El domingo siguiente amaneció azul y cálido. Las hermanas Bunner asistían a la iglesia con regularidad, pero dejaron los devocionarios en la estantería por una vez, y a las diez ya estaban, con los guantes y los sombreros puestos, esperando a que la señorita Mellins llamara a la puerta. Esta apareció envuelta en un destello de lentejuelas negras, contando que había visto a un hombre extraño pululando debajo de su ventana hasta que el silbato de un confederado lo ahuyentó al alba; poco después llegó el señor Ramy, con el cabello cepillado con mayor cuidado del habitual y las manos anchas enfundadas en unos guantes de cabritilla de color verde aceituna.

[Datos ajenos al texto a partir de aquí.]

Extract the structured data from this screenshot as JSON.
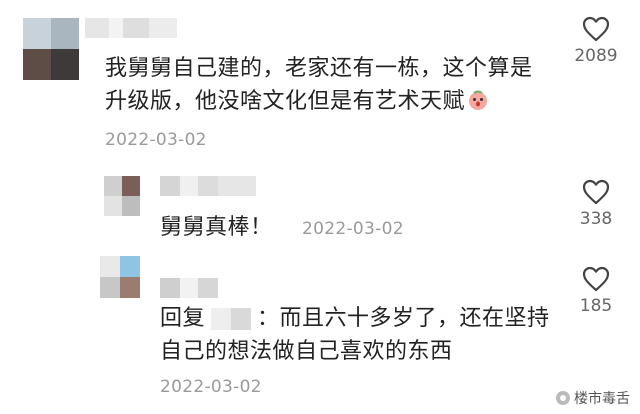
{
  "comments": [
    {
      "text_line1": "我舅舅自己建的，老家还有一栋，这个算是",
      "text_line2": "升级版，他没啥文化但是有艺术天赋",
      "emoji": "blush-face-emoji",
      "date": "2022-03-02",
      "likes": "2089"
    },
    {
      "text": "舅舅真棒！",
      "date": "2022-03-02",
      "likes": "338"
    },
    {
      "reply_prefix": "回复",
      "text_line1": "：而且六十多岁了，还在坚持",
      "text_line2": "自己的想法做自己喜欢的东西",
      "date": "2022-03-02",
      "likes": "185"
    }
  ],
  "watermark": "楼市毒舌",
  "icons": {
    "like": "heart-outline-icon",
    "watermark": "watermark-logo-icon"
  }
}
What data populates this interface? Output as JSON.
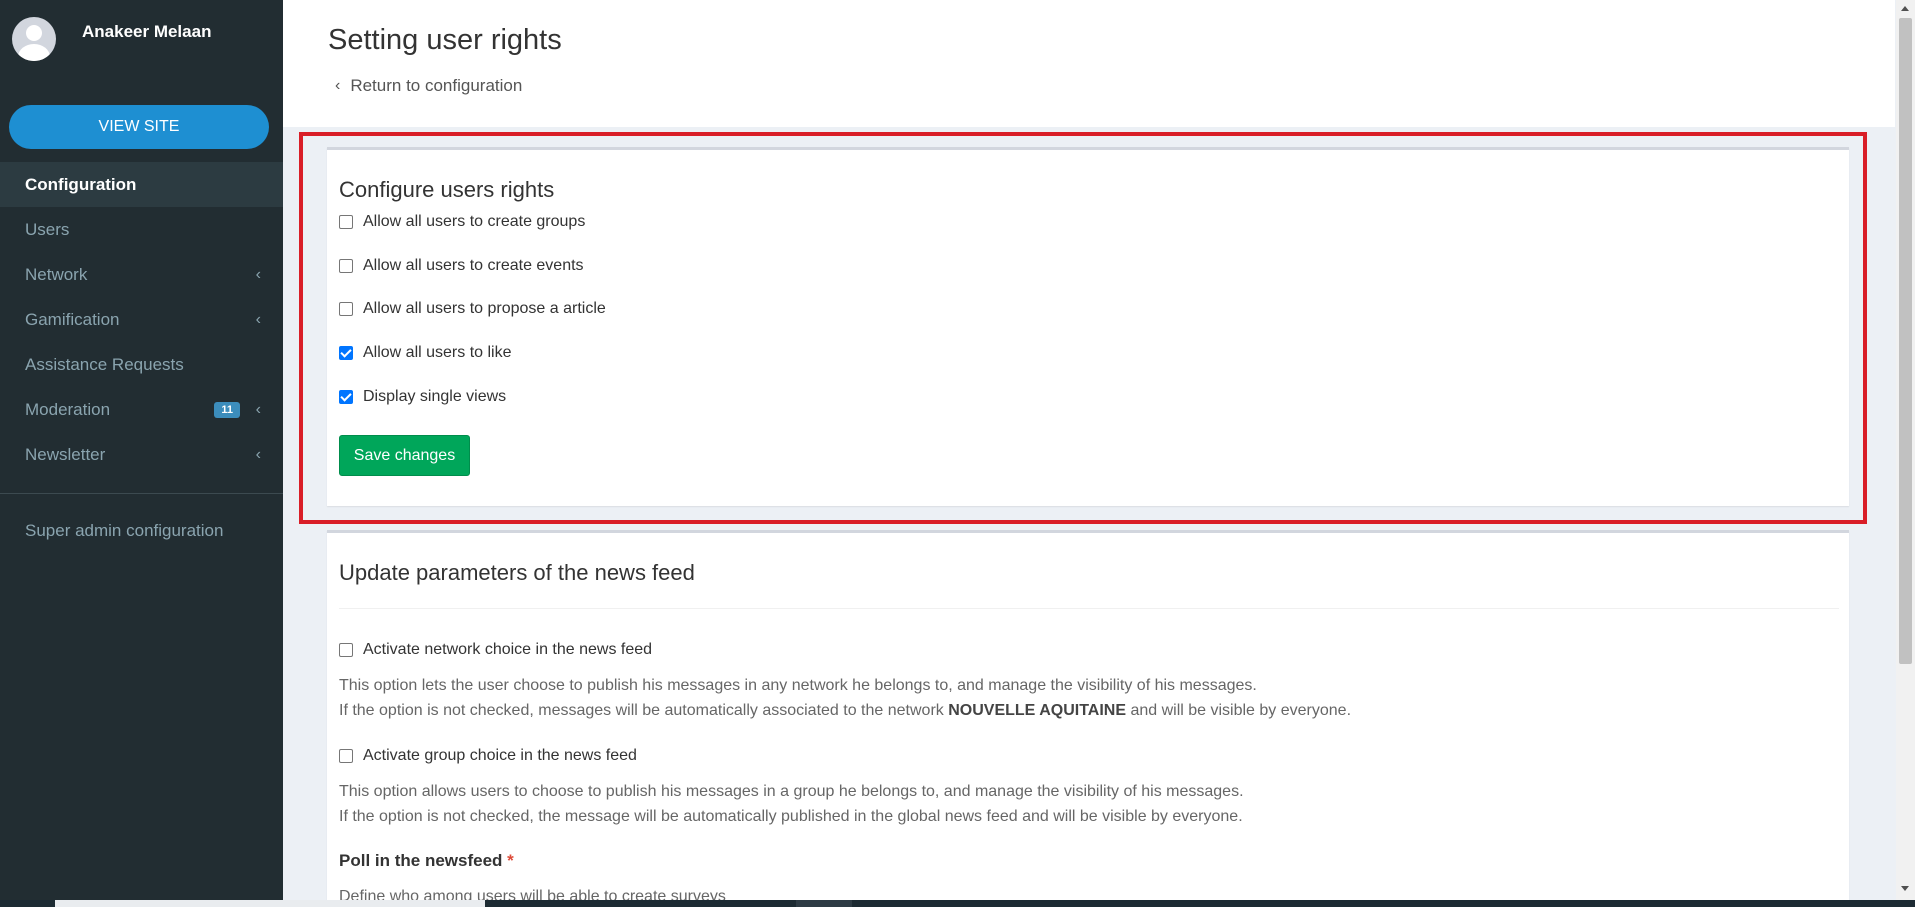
{
  "user": {
    "name": "Anakeer Melaan"
  },
  "sidebar": {
    "view_site": "VIEW SITE",
    "items": [
      {
        "label": "Configuration",
        "active": true,
        "has_chevron": false
      },
      {
        "label": "Users",
        "active": false,
        "has_chevron": false
      },
      {
        "label": "Network",
        "active": false,
        "has_chevron": true
      },
      {
        "label": "Gamification",
        "active": false,
        "has_chevron": true
      },
      {
        "label": "Assistance Requests",
        "active": false,
        "has_chevron": false
      },
      {
        "label": "Moderation",
        "active": false,
        "has_chevron": true,
        "badge": "11"
      },
      {
        "label": "Newsletter",
        "active": false,
        "has_chevron": true
      }
    ],
    "super_admin": "Super admin configuration"
  },
  "header": {
    "title": "Setting user rights",
    "back_label": "Return to configuration"
  },
  "rights": {
    "title": "Configure users rights",
    "options": [
      {
        "label": "Allow all users to create groups",
        "checked": false
      },
      {
        "label": "Allow all users to create events",
        "checked": false
      },
      {
        "label": "Allow all users to propose a article",
        "checked": false
      },
      {
        "label": "Allow all users to like",
        "checked": true
      },
      {
        "label": "Display single views",
        "checked": true
      }
    ],
    "save_label": "Save changes"
  },
  "newsfeed": {
    "title": "Update parameters of the news feed",
    "network_choice_label": "Activate network choice in the news feed",
    "network_help_1": "This option lets the user choose to publish his messages in any network he belongs to, and manage the visibility of his messages.",
    "network_help_2a": "If the option is not checked, messages will be automatically associated to the network ",
    "network_help_2b": "NOUVELLE AQUITAINE",
    "network_help_2c": " and will be visible by everyone.",
    "group_choice_label": "Activate group choice in the news feed",
    "group_help_1": "This option allows users to choose to publish his messages in a group he belongs to, and manage the visibility of his messages.",
    "group_help_2": "If the option is not checked, the message will be automatically published in the global news feed and will be visible by everyone.",
    "poll_label": "Poll in the newsfeed",
    "poll_required": "*",
    "poll_help": "Define who among users will be able to create surveys"
  },
  "colors": {
    "sidebar_bg": "#222d32",
    "accent_blue": "#1e8fd2",
    "save_green": "#00a65a",
    "highlight_red": "#d91e27"
  }
}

El grupito se dirigió al ómnibus más cercano; Ann Eliza notó en el pecho un aleteo compuesto a partes iguales de agradecimiento y de vergüenza cuando se enteraron de que él tenía la intención de pagar los billetes. Y después el señor Ramy mantuvo esa inicial munificencia, pues, tras llevarlas por el Mall y por el Ramble, las condujo a un rústico restaurante donde, también gracias a su generosidad, tomaron un vaso de leche con un bizcocho de limón de ensueño.

Después reanudaron el paseo y deambularon de un sendero a otro con la lentitud de los domingueros ocasionales, a través de arbustos florecientes, junto a extensiones de césped moteadas de azafranes de primavera y debajo de rocas en las que la forsitia se desplegaba con un rayo de luz repentino. A Ann Eliza todo cuanto la rodeaba le pareció nuevo y milagrosamente hermoso, pero no dio voz a esos sentimientos y dejó que Evelina se maravillase ante las hepáticas que crecían a la sombra de las cornisas y que la señorita Mellins, más interesada en el mundo humano que en el floral, comentase con gran elocuencia la probable historia de las personas con las que se cruzaban. Todos los senderos estaban atestados de paseantes y obstruidos por caminantes, y las apostillas incesantes de la señorita Mellins conferían un brillo de posibilidades escabrosas a los plácidos grupos de familias y a sus retozones vástagos.

Ann Eliza no estaba de humor para esas interpretaciones de la vida, pero, sabiendo como sabía que la señorita Mellins solo había sido invitada para acompañarla a ella, no se separó de la modista y dejó que el señor Ramy encabezara la marcha junto a Evelina. La costurera, estimulada por las emociones de aquella situación, se fue volviendo cada vez más locuaz, y su constante parloteo, sumado al remolino caleidoscópico de la muchedumbre, produjo un enorme aturdimiento a Ann Eliza. Los pies, acostumbrados a la comodidad de estar en zapatillas en la tienda, le dolían por el esfuerzo desacostumbrado de la caminata, y los oídos, por el barullo de las anécdotas de la modista, pero todos sus nervios percibían el placer de Evelina, y estaba decidida a que ningún cansancio suyo lo abortase. Pero ese heroísmo se redujo al ver las miradas maliciosas que la señorita Mellins empezó a dirigir a la pareja que tenían delante: era capaz de contribuir a la dicha de su hermana, pero no de reconocerla ante otras personas.